On the flip side, a recent 50-home development in Warrenton, Va., put in a fiber backbone with six jacks per home and was able to add an extra $2,300 per home in revenue.

Key Questions

Before setting up relationships with a phone company or cable company, there are some basic questions to ask. Obviously, dealing with a large national provider or local carrier is safer than working with small providers who may be new at building headends.

"You should find out if the service provider plans to run cable or fiber in the ground," says David Foote, CTO at Hitachi Telecom. "The great aspect of fiber is that the technology can change, but the fiber doesn't have to be upgraded. The changes occur in the electronics, not in the fiber. Unless a builder wants to have the latest and greatest, he should stick with the standard fiber manufacturers, like Corning or OFS. There are some new fibers, such as plastic optical fiber (POF), but in general you will not need cuttingedge products." Foote says only mixed-use commercial/ residential environments with large commercial facilities would require new fiber technology, which offers up to 20-times improvement in speed over existing fiber.
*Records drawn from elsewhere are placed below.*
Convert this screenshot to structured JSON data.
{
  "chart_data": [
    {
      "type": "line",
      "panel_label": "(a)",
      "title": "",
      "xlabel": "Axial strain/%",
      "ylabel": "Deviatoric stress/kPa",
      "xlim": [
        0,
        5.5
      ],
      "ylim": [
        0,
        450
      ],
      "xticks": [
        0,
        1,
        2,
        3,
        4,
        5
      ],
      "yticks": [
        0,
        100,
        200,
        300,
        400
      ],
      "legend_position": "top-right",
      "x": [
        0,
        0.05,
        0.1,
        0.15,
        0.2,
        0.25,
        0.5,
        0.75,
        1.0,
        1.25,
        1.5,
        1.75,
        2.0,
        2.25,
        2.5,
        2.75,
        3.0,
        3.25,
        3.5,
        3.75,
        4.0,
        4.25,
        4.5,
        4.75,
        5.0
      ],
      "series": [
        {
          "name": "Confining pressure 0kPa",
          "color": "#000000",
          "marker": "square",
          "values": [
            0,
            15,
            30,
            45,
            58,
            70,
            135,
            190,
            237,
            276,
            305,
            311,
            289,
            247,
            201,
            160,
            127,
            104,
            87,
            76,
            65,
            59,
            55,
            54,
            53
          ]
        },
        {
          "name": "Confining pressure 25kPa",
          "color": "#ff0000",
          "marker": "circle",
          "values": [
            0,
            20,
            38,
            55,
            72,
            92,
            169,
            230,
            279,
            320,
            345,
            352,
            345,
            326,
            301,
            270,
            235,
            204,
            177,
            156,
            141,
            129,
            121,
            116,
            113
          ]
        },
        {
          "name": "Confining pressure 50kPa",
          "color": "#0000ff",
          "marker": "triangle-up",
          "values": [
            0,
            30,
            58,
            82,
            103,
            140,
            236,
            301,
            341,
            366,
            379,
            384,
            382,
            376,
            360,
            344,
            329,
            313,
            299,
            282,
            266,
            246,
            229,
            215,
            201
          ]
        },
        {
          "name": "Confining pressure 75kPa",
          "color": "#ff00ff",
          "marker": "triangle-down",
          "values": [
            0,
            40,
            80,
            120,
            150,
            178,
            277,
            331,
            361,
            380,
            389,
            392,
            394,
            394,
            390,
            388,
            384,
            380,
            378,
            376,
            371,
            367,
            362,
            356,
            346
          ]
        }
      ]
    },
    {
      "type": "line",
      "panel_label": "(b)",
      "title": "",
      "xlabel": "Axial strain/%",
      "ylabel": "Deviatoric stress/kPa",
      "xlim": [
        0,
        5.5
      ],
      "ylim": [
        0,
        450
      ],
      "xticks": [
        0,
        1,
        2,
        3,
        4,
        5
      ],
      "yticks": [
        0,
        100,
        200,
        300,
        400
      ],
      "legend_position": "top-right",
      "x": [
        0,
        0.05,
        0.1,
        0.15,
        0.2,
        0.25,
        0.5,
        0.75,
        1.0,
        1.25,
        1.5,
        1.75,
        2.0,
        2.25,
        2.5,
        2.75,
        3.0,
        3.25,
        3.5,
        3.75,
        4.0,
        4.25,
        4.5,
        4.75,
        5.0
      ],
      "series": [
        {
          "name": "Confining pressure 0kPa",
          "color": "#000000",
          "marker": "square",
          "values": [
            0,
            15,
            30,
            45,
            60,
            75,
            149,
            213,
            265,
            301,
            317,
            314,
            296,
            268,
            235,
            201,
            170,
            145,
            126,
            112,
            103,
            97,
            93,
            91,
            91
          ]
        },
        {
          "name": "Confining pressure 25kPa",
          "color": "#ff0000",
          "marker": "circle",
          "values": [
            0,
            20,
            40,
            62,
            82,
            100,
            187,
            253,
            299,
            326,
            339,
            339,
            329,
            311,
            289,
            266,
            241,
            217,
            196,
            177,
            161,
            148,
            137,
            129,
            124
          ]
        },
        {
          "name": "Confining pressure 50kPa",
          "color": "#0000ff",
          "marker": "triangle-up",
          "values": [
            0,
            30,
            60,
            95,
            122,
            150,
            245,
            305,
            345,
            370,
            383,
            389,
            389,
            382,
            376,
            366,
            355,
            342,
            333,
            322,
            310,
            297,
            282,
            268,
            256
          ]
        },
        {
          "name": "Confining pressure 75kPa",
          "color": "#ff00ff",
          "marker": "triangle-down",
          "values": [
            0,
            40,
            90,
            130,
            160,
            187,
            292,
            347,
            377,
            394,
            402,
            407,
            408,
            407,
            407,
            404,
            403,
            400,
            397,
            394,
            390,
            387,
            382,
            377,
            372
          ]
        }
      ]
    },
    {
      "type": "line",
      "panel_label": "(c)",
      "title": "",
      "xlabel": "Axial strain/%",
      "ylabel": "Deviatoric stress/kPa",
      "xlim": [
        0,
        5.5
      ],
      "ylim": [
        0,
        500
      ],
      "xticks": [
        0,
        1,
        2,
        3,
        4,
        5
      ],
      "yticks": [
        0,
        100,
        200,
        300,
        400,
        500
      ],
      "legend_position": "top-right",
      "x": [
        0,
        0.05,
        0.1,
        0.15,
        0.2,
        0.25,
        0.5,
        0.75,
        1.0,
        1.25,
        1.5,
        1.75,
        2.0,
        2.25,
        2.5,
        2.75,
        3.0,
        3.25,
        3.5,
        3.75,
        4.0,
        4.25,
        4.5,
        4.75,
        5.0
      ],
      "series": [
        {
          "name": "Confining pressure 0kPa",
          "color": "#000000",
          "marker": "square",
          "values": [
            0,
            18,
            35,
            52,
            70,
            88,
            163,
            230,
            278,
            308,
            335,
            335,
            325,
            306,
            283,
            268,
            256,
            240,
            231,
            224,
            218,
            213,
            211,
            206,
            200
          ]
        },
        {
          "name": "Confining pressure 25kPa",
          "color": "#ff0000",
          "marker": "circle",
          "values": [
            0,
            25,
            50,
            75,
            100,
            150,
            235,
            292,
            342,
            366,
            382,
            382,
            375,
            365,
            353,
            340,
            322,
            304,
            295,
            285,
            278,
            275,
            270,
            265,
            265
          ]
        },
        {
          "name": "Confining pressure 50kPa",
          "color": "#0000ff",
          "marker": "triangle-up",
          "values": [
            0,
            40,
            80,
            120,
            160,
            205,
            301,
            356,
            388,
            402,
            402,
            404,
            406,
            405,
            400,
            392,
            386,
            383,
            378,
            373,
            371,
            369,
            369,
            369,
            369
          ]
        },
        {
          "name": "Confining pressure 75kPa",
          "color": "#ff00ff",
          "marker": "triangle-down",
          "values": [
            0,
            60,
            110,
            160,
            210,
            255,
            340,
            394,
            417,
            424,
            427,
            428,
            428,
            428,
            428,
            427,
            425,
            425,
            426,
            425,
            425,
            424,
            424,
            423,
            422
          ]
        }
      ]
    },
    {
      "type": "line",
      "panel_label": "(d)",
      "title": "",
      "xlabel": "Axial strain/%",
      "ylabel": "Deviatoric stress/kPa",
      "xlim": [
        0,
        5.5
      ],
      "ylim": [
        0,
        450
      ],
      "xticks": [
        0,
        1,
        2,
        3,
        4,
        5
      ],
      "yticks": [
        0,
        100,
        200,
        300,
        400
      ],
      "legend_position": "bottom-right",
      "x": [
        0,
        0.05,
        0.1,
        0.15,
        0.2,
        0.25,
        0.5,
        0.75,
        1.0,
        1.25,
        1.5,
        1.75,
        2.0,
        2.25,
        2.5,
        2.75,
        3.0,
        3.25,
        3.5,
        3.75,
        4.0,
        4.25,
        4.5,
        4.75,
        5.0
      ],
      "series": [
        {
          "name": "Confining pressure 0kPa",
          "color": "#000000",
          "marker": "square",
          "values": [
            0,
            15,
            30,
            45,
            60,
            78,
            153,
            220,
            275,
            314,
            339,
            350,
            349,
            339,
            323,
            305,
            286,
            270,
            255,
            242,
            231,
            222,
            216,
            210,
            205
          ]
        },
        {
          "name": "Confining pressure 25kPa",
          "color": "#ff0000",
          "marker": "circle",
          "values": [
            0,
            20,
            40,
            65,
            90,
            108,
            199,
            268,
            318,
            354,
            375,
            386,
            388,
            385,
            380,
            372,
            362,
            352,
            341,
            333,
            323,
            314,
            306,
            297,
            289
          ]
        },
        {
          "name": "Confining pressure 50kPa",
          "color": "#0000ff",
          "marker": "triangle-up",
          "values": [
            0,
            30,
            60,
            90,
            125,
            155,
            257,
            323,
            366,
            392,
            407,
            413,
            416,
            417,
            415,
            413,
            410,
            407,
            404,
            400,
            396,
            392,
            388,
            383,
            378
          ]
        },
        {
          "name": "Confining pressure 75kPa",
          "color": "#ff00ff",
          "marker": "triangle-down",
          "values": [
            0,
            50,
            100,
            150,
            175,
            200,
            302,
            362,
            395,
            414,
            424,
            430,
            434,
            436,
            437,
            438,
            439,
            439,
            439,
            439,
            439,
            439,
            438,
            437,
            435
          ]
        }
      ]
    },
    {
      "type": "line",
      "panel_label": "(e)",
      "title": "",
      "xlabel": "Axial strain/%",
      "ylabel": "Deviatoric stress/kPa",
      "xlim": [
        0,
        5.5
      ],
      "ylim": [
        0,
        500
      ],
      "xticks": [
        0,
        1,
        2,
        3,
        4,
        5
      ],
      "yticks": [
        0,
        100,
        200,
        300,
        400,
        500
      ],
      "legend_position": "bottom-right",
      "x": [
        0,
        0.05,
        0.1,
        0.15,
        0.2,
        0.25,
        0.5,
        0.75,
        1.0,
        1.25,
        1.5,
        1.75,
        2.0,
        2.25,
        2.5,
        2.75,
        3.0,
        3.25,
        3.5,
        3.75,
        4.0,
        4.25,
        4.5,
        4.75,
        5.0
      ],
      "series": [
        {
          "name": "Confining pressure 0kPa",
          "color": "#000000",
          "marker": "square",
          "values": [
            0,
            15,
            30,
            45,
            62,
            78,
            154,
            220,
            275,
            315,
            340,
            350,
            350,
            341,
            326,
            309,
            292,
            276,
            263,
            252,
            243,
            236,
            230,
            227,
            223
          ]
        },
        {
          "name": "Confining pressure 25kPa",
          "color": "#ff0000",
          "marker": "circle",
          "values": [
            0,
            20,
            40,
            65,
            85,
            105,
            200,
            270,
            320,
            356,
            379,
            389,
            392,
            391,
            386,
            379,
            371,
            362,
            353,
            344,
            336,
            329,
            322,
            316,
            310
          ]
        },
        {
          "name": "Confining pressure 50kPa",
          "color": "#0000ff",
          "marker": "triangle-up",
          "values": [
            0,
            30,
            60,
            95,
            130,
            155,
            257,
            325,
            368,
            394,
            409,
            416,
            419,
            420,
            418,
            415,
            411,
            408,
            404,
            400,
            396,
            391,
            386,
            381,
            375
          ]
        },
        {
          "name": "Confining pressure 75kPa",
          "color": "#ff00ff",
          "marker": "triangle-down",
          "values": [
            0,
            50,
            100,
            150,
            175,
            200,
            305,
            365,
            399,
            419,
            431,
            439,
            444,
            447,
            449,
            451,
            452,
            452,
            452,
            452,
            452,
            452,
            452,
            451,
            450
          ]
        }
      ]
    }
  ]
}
Foote also advises builders to ask if the carrier plans to offer Fiber to the Curb (FTTC) or Fiber to the Home (FTTH). FTTC systems bring fiber to a street-side pedestal serving eight to 10 houses. From the pedestal, copper is run to each home's Optical Network Unit (ONU) mounted on the side of the house. FTTH systems bring the fiber all the way to the Optical Network Terminal (ONT) on the side of each home.

"FTTH will always offer greater capacity than FTTC systems," says Foote. "People can't imagine that higher bandwidth is needed, but history shows that an application will eventually be invented to fill it. Copper is a bandwidth chokepoint from a technical standpoint." That is especially true of twisted-pair plain-old-telephone wire. Coax in the home can carry up to 2GB, while Cat 5 wiring can carry 100MB and Cat 6 carries up to 1GB.

Recent data from the Fiber Optic Communities of the United States shows a large delta between homes "passed" with fiber versus those actually connected. There are 2.7 million houses with fiber running in front of the house, but only 322,000 of them are connected. Why? "The last 100 feet is expensive," says Foote. "Plus, builders don't have the mentality of wanting to be in the networking business, so they don't sell the corresponding services."

Foote recommends that builders deploy a fiber network on their own, then go out and find a service provider. "If you can't find a service provider, build it yourself and run it. With no competition, it's a slam dunk business-wise," he says, because eventually a service provider is going to want to capture your homebuyers as customers.

Once you get into the home, the copper chokepoint must be avoided. One solution is a new development from Winegard. Its Home Run Bundle technology can stack HDTV, high-speed Internet and phone signals all on a single coax cable. The system requires a specific type of antenna said to resolve digital reception issues. The system is designed for retrofit environments, but can also be used in greenfield situations.


Service Subscriber Forecasts 2006 vs. 2010

Cable TV:
2006 - 68.4 M
2010 - 68.4 M

High-speed Internet:
2006 - 50 M
2010 - 77 M

Cable VoIP:
2006 - 5.9 M
2010 - 18.5 M

Satellite TV:
2006 - 29 M
2009 - 31 M

Sources: Bank of America Securities, Strategy Analytics, Bernstein Research, The Bridge Weekly Newsletter

Individually, the growth rates for broadband and VoIP are still rapid, while satellite TV and cable TV are already mature markets. These services bundled together make up the market for a potential triple-play service offering from builders.


Triple Play By The Numbers

$200 - Average one-time fee per home paid by utilities to builders for the right to market to the homeowners.

100 - Minimum number of homes in a development in which a fiber infrastructure makes sense.

$1,500 - Per home cost to construct a headend and trench for fiber.

80% - Percentage of total infrastructure cost devoted to trenching for fiber.